A. Amelia Earhart and navigator Fred Noonan disappeared on July 2, 1937, somewhere in the north or south Pacific. The mystery generated headlines all around the world.

B. A team from Purdue University’s Research Foundation assembled at the Seattle Museum of Flight in September 2025 to help launch the effort to examine Taraia Point in the Gardner/Nikumaroro lagoon, in hopes of finding the Earhart Electra. Note the statue of Amelia.

C. A satellite photo of Nikumaroro. Taraia Point is in the north part of the lagoon, pointing downward, opposite and due east of the lagoon entrance on the upper left.

D. The Taraia Object as presented by Rick Pettigrew, PhD and a Registered Professional Archaelogist, of the Archaeological Legacy Institute.
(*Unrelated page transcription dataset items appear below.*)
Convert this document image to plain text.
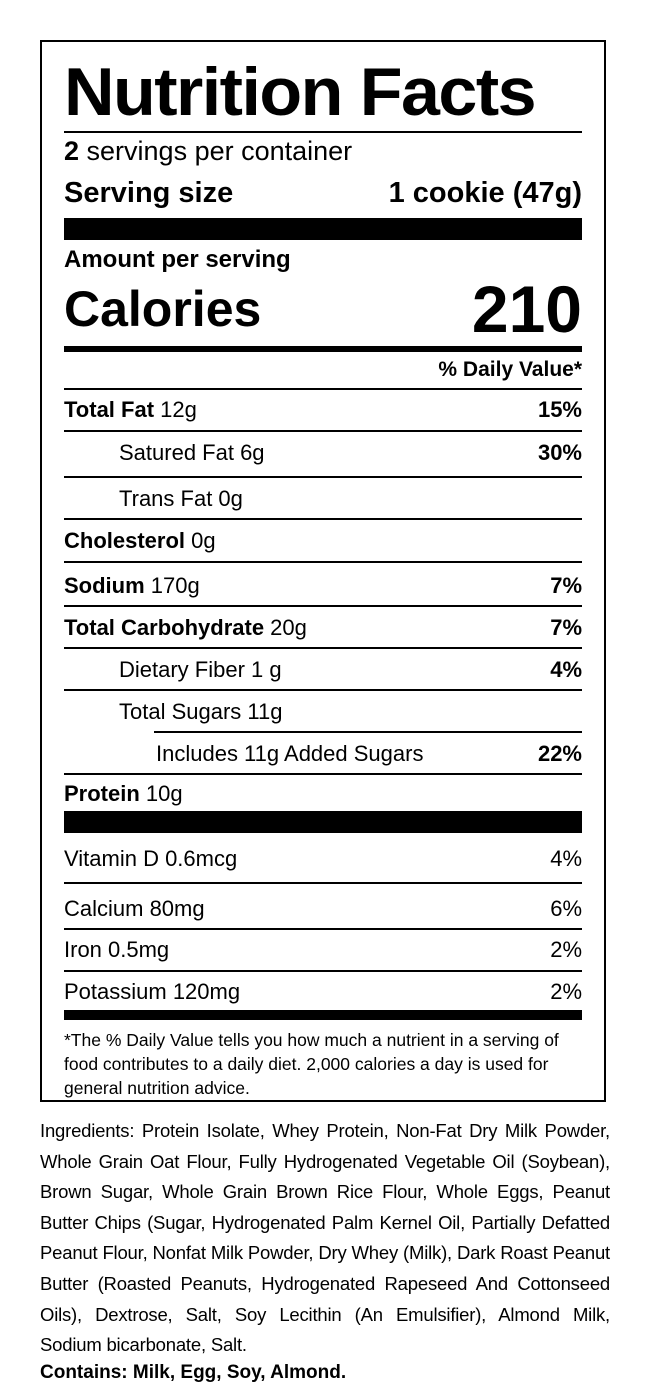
Nutrition Facts
2 servings per container
Serving size	1 cookie (47g)
Amount per serving
Calories	210
% Daily Value*
Total Fat 12g	15%
Satured Fat 6g	30%
Trans Fat 0g
Cholesterol 0g
Sodium 170g	7%
Total Carbohydrate 20g	7%
Dietary Fiber 1 g	4%
Total Sugars 11g
Includes 11g Added Sugars	22%
Protein 10g
Vitamin D 0.6mcg	4%
Calcium 80mg	6%
Iron 0.5mg	2%
Potassium 120mg	2%
*The % Daily Value tells you how much a nutrient in a serving of food contributes to a daily diet. 2,000 calories a day is used for general nutrition advice.
Ingredients: Protein Isolate, Whey Protein, Non-Fat Dry Milk Powder, Whole Grain Oat Flour, Fully Hydrogenated Vegetable Oil (Soybean), Brown Sugar, Whole Grain Brown Rice Flour, Whole Eggs, Peanut Butter Chips (Sugar, Hydrogenated Palm Kernel Oil, Partially Defatted Peanut Flour, Nonfat Milk Powder, Dry Whey (Milk), Dark Roast Peanut Butter (Roasted Peanuts, Hydrogenated Rapeseed And Cottonseed Oils), Dextrose, Salt, Soy Lecithin (An Emulsifier), Almond Milk, Sodium bicarbonate, Salt.
Contains: Milk, Egg, Soy, Almond.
E. Getting into the Niku lagoon is quite difficult. Zodiacs must enter the dangerous sharp-coral channel at the bottom of the photo, go west, then north, across the shallow entrance channel at high tide, and loop around to Club Fred. The next morning the team enters the channel, beaches, re-cuts the “Gallagher Highway” through the jungle to the lagoon, gets in the Zodiacs, then heads to Taraia Point to begin the real work.

F. The 2017 TIGHAR expedition team to Niku heads back to their large ship, waiting in the swells off the island. The slippery, sharp coral channel is calm here but is quite dangerous in heavy seas.

G. Commercial astronaut Sirisha Bandla and Purdue VP Steve Schultz announce the delay of the Niku expedition from November 2025 to 2026, due to permitting issues. Both will participate in the forthcoming expedition. Purdue holds the Earhart archives, and is the university which Amelia wanted to house her Lockheed Electra after she completed her round-the-world trip. Purdue hopes to bring home the Electra’s remains.

H. Amelia Earhart and Fred Noonan in 1937, with a map of their historic but fatal round the world expedition.

I. Author Lew Toulmin of Silver Spring and Arthur Rypinski of Rockville on Nikumaroro in 2017, searching through thousands of bits of coral that look like human bones, searching for the bones of Amelia Earhart.